Sunday, September 20, 2009

Square 61: Kettle Creek bag

Square 061

For years I have carried a small red canvas backpack my mother gave me, made by Kettle Creek Clothing Company. The name is embroidered on it in golden-brown thread. It is rugged and has already been repaired once by a friend, but is finally wearing out. Kettle Creek closed years ago, and cloth bags like this one are becoming hard to find. It is irreplaceable.

For years after I came out, I used to head into Toronto once or twice a month to visit the gay village, meet men I had encountered online, go dancing at the bars and spend time with friends I had made there. I dated quite a few. I traveled light, and this bag would carry everything I needed for a weekend.

Those were exciting times but also lonely, I suppose. I had lost my social network and was starting over from nothing. I couldn't go back to where I had been, but had to figure out who I really was and what kind of people I belonged with. I was doing what every adolescent needs to do, twenty years late. Few relationships I made in those days have endured until now. I came out in 1996, and it was five years before I started to figure out where I fit in. It turned out to be Guelph after all, not Toronto, but the big city offered a quick fix. That sounds cheap, but you need something when you're on your own. Toronto kept me busy and allowed me to experiment, and that was valuable. I had few constant companions, but the red bag was one of them.

Later I used it more often for carrying my writing things to the E-bar above The Bookshelf, where I liked to hang out and work. Since I moved seven weeks ago and could walk to pick up groceries, the bag has proven useful but suddenly started to show its age.

In one patch on the bottom the threads are wearing bare. I am afraid to carry anything heavy in it. Soon it will become useless.

I used to keep old, broken, lovely things that had sentimental value attached, but I am trying to overcome that habit. In striving for a simpler life, you can't afford to hold onto clutter.
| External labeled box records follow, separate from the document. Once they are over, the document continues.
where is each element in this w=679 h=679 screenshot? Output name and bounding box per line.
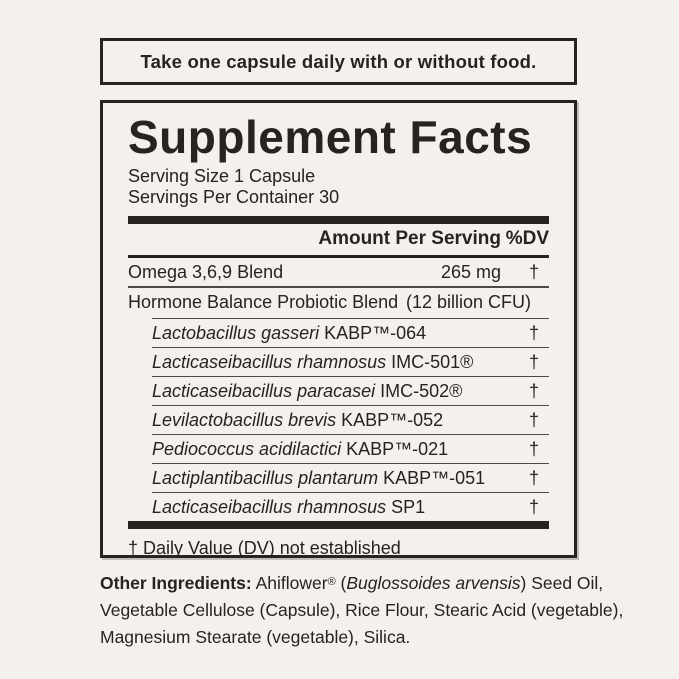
row-divider-indented <box>152 375 549 378</box>
table-row-strain: Lactobacillus gasseri KABP™-064 † <box>128 319 549 347</box>
strain-latin-name: Pediococcus acidilactici <box>152 438 342 459</box>
row-divider-indented <box>152 491 549 494</box>
other-ingredients-line-1: Other Ingredients: Ahiflower® (Buglossoi… <box>100 569 603 597</box>
strain-dv: † <box>528 409 539 430</box>
strain-dv: † <box>528 438 539 459</box>
other-ingredients-latin-name: Buglossoides arvensis <box>346 573 521 593</box>
strain-code: IMC-502® <box>380 380 463 401</box>
ingredient-name: Hormone Balance Probiotic Blend <box>128 292 399 313</box>
strain-dv: † <box>528 380 539 401</box>
ingredient-name: Omega 3,6,9 Blend <box>128 261 284 282</box>
ingredient-amount: 265 mg <box>440 261 501 282</box>
table-row-strain: Pediococcus acidilactici KABP™-021 † <box>128 435 549 463</box>
table-row-strain: Lactiplantibacillus plantarum KABP™-051 … <box>128 464 549 492</box>
strain-latin-name: Lacticaseibacillus rhamnosus <box>152 496 387 517</box>
other-ingredients-line-2: Vegetable Cellulose (Capsule), Rice Flou… <box>100 600 624 620</box>
strain-code: SP1 <box>391 496 426 517</box>
percent-dv-header: %DV <box>505 228 549 250</box>
amount-per-serving-header: Amount Per Serving <box>318 228 501 250</box>
header-rule <box>128 255 549 259</box>
supplement-facts-panel: Supplement Facts Serving Size 1 Capsule … <box>100 100 577 558</box>
other-ingredients-line-3: Magnesium Stearate (vegetable), Silica. <box>100 627 411 647</box>
table-row-omega-blend: Omega 3,6,9 Blend 265 mg † <box>128 258 549 286</box>
strain-code: KABP™-051 <box>383 467 486 488</box>
strain-code: KABP™-064 <box>324 322 427 343</box>
directions-box: Take one capsule daily with or without f… <box>100 38 577 85</box>
ingredient-dv: † <box>528 261 539 282</box>
other-ingredients-text: ) Seed Oil, <box>520 573 604 593</box>
ingredient-amount: (12 billion CFU) <box>405 292 531 313</box>
strain-dv: † <box>528 496 539 517</box>
row-divider-indented <box>152 462 549 465</box>
strain-latin-name: Lacticaseibacillus rhamnosus <box>152 351 387 372</box>
panel-title: Supplement Facts <box>128 111 533 163</box>
row-divider-indented <box>152 404 549 407</box>
row-divider-indented <box>152 346 549 349</box>
strain-code: IMC-501® <box>391 351 474 372</box>
strain-code: KABP™-021 <box>346 438 449 459</box>
strain-name: Lacticaseibacillus paracasei IMC-502® <box>152 381 501 402</box>
thick-divider-bottom <box>128 520 549 529</box>
servings-per-container: Servings Per Container 30 <box>128 187 340 208</box>
strain-name: Lactobacillus gasseri KABP™-064 <box>152 323 501 344</box>
table-header-row: Amount Per Serving %DV <box>128 224 549 255</box>
strain-name: Pediococcus acidilactici KABP™-021 <box>152 439 501 460</box>
row-divider-indented <box>152 433 549 436</box>
strain-dv: † <box>528 467 539 488</box>
other-ingredients-text: ( <box>335 573 347 593</box>
table-row-strain: Lacticaseibacillus rhamnosus IMC-501® † <box>128 348 549 376</box>
table-row-strain: Lacticaseibacillus paracasei IMC-502® † <box>128 377 549 405</box>
strain-latin-name: Lactiplantibacillus plantarum <box>152 467 379 488</box>
strain-name: Lacticaseibacillus rhamnosus IMC-501® <box>152 352 501 373</box>
thick-divider-top <box>128 216 549 225</box>
directions-text: Take one capsule daily with or without f… <box>140 50 537 72</box>
strain-name: Lacticaseibacillus rhamnosus SP1 <box>152 497 501 518</box>
serving-size: Serving Size 1 Capsule <box>128 166 316 187</box>
row-divider-indented <box>152 317 549 320</box>
other-ingredients: Other Ingredients: Ahiflower® (Buglossoi… <box>100 569 624 651</box>
row-divider <box>128 286 549 288</box>
dv-footnote: † Daily Value (DV) not established <box>128 537 401 558</box>
other-ingredients-label: Other Ingredients: <box>100 573 252 593</box>
strain-latin-name: Levilactobacillus brevis <box>152 409 337 430</box>
strain-dv: † <box>528 322 539 343</box>
registered-mark: ® <box>327 576 336 588</box>
strain-latin-name: Lactobacillus gasseri <box>152 322 320 343</box>
strain-name: Lactiplantibacillus plantarum KABP™-051 <box>152 468 501 489</box>
strain-latin-name: Lacticaseibacillus paracasei <box>152 380 376 401</box>
other-ingredients-text: Ahiflower <box>251 573 328 593</box>
table-row-probiotic-blend: Hormone Balance Probiotic Blend (12 bill… <box>128 288 549 318</box>
strain-code: KABP™-052 <box>341 409 444 430</box>
table-row-strain: Lacticaseibacillus rhamnosus SP1 † <box>128 493 549 521</box>
strain-dv: † <box>528 351 539 372</box>
strain-name: Levilactobacillus brevis KABP™-052 <box>152 410 501 431</box>
table-row-strain: Levilactobacillus brevis KABP™-052 † <box>128 406 549 434</box>
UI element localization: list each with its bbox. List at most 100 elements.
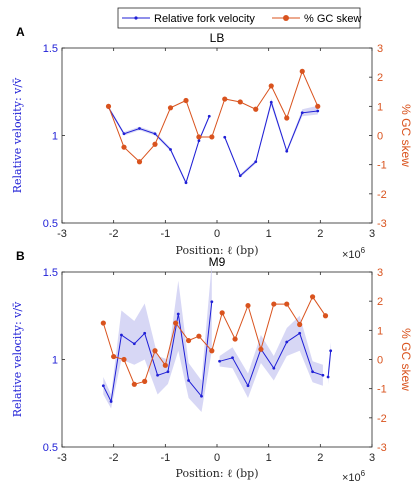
a-ytick-right-label: -2 — [377, 189, 387, 201]
a-xlabel: Position: ℓ (bp) — [175, 244, 258, 257]
b-velocity-point — [326, 375, 330, 379]
b-xtick-label: -2 — [109, 452, 119, 464]
b-axes-box — [61, 271, 373, 448]
b-skew-point — [121, 356, 127, 363]
b-velocity-point — [246, 384, 250, 388]
panel-b: B M9 -3 -2 -1 0 1 2 3 0.5 1 1.5 -3 -2 -1 0 1 2 3 Position: … — [11, 249, 413, 484]
b-velocity-point — [176, 312, 180, 316]
a-skew-point — [253, 106, 259, 112]
a-skew-point — [136, 159, 143, 165]
legend: Relative fork velocity % GC skew — [117, 7, 362, 29]
b-ytick-right-label: -3 — [377, 442, 387, 454]
b-skew-point — [297, 321, 303, 328]
b-velocity-point — [109, 400, 113, 403]
b-skew-point — [131, 381, 137, 387]
a-skew-point — [222, 96, 228, 102]
b-skew-point — [219, 310, 225, 316]
a-ytick-left-label: 0.5 — [43, 218, 58, 230]
a-ytick-right-label: 2 — [377, 72, 383, 84]
a-ytick-left-label: 1 — [52, 131, 58, 143]
legend-entry-velocity: Relative fork velocity — [122, 13, 255, 25]
b-velocity-band-1 — [219, 315, 323, 398]
b-ytick-right-label: 0 — [377, 355, 383, 367]
a-ytick-right-label: 1 — [377, 101, 383, 113]
a-xtick-label: 1 — [266, 228, 272, 240]
legend-skew-marker — [283, 15, 289, 21]
b-ytick-right-label: 1 — [377, 325, 383, 337]
a-xtick-label: 2 — [317, 228, 323, 240]
b-xtick-label: -3 — [57, 452, 67, 464]
a-velocity-point — [184, 181, 188, 185]
b-skew-point — [185, 337, 192, 344]
legend-entry-skew: % GC skew — [272, 13, 362, 25]
b-skew-point — [245, 302, 251, 309]
a-skew-point — [152, 141, 158, 147]
b-velocity-point — [321, 373, 325, 377]
b-skew-point — [100, 320, 106, 326]
b-velocity-point — [285, 340, 289, 344]
a-xtick-label: 3 — [369, 228, 375, 240]
b-velocity-line-2 — [327, 350, 332, 378]
b-skew-point — [111, 353, 117, 360]
a-skew-point — [237, 99, 243, 105]
b-ytick-left-label: 1 — [52, 355, 58, 367]
b-velocity-point — [298, 331, 302, 335]
b-skew-point — [209, 348, 215, 354]
b-velocity-point — [200, 394, 203, 398]
b-velocity-point — [329, 349, 333, 353]
b-skew-point — [258, 346, 264, 352]
b-ytick-right-label: -1 — [377, 384, 387, 396]
legend-velocity-marker — [134, 16, 138, 20]
a-xtick-label: 0 — [214, 228, 220, 240]
b-velocity-point — [210, 300, 214, 304]
b-ytick-right-label: 2 — [377, 296, 383, 308]
legend-box — [117, 7, 361, 29]
b-xtick-label: -1 — [160, 452, 170, 464]
b-ylabel-right: % GC skew — [399, 328, 413, 391]
b-ytick-left-label: 1.5 — [43, 267, 58, 279]
legend-velocity-label: Relative fork velocity — [154, 13, 255, 25]
a-velocity-point — [169, 148, 172, 151]
b-skew-point — [232, 336, 238, 342]
a-skew-point — [196, 134, 202, 140]
a-velocity-line-0 — [108, 107, 210, 185]
b-xtick-label: 1 — [266, 452, 272, 464]
a-velocity-band-1 — [224, 98, 318, 178]
b-skew-point — [162, 362, 168, 368]
a-ytick-right-label: -1 — [377, 160, 387, 172]
b-velocity-point — [132, 342, 136, 346]
b-title: M9 — [209, 255, 226, 269]
b-skew-point — [196, 333, 202, 339]
a-velocity-point — [207, 114, 211, 118]
b-xlabel: Position: ℓ (bp) — [175, 467, 258, 480]
a-xtick-label: -2 — [109, 228, 119, 240]
a-skew-point — [105, 103, 112, 109]
a-velocity-point — [269, 100, 273, 104]
a-x-exponent: ×106 — [342, 246, 366, 261]
a-skew-point — [268, 83, 274, 89]
b-xtick-label: 2 — [317, 452, 323, 464]
b-skew-point — [284, 301, 290, 307]
b-velocity-point — [311, 370, 314, 374]
a-velocity-point — [197, 139, 201, 143]
a-skew-point — [315, 103, 321, 109]
a-velocity-point — [254, 160, 258, 164]
b-velocity-point — [143, 331, 147, 335]
b-skew-point — [173, 320, 179, 326]
a-ytick-right-label: 3 — [377, 43, 383, 55]
b-skew-point — [322, 313, 329, 319]
a-velocity-point — [122, 132, 126, 136]
b-xtick-label: 3 — [369, 452, 375, 464]
b-velocity-point — [101, 384, 105, 388]
b-velocity-point — [120, 333, 123, 337]
a-velocity-point — [285, 149, 289, 153]
a-velocity-point — [223, 135, 227, 139]
a-velocity-point — [316, 109, 320, 113]
a-velocity-point — [153, 132, 157, 136]
a-ytick-left-label: 1.5 — [43, 43, 58, 55]
b-ytick-right-label: -2 — [377, 413, 387, 425]
a-skew-point — [183, 97, 189, 104]
a-skew-point — [209, 134, 215, 140]
a-velocity-point — [138, 127, 141, 130]
a-ytick-right-label: -3 — [377, 218, 387, 230]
One day soon I must let go of this bag, but I need to retain the stories that hang from the fabric. They are part of who I am.


  1. If you truly don't want to part with it, what about sewing it up and re-purposing it as a pillow, or framing a part of it in a shadowbox?

  2. Not a bad idea, Angela, but I'm not handy with needle and thread, besides this bag would make an ugly, faded pillow. I am seriously trying to break my habit of holding onto worn-out objects, and this knitted square commemorates the bag nicely enough.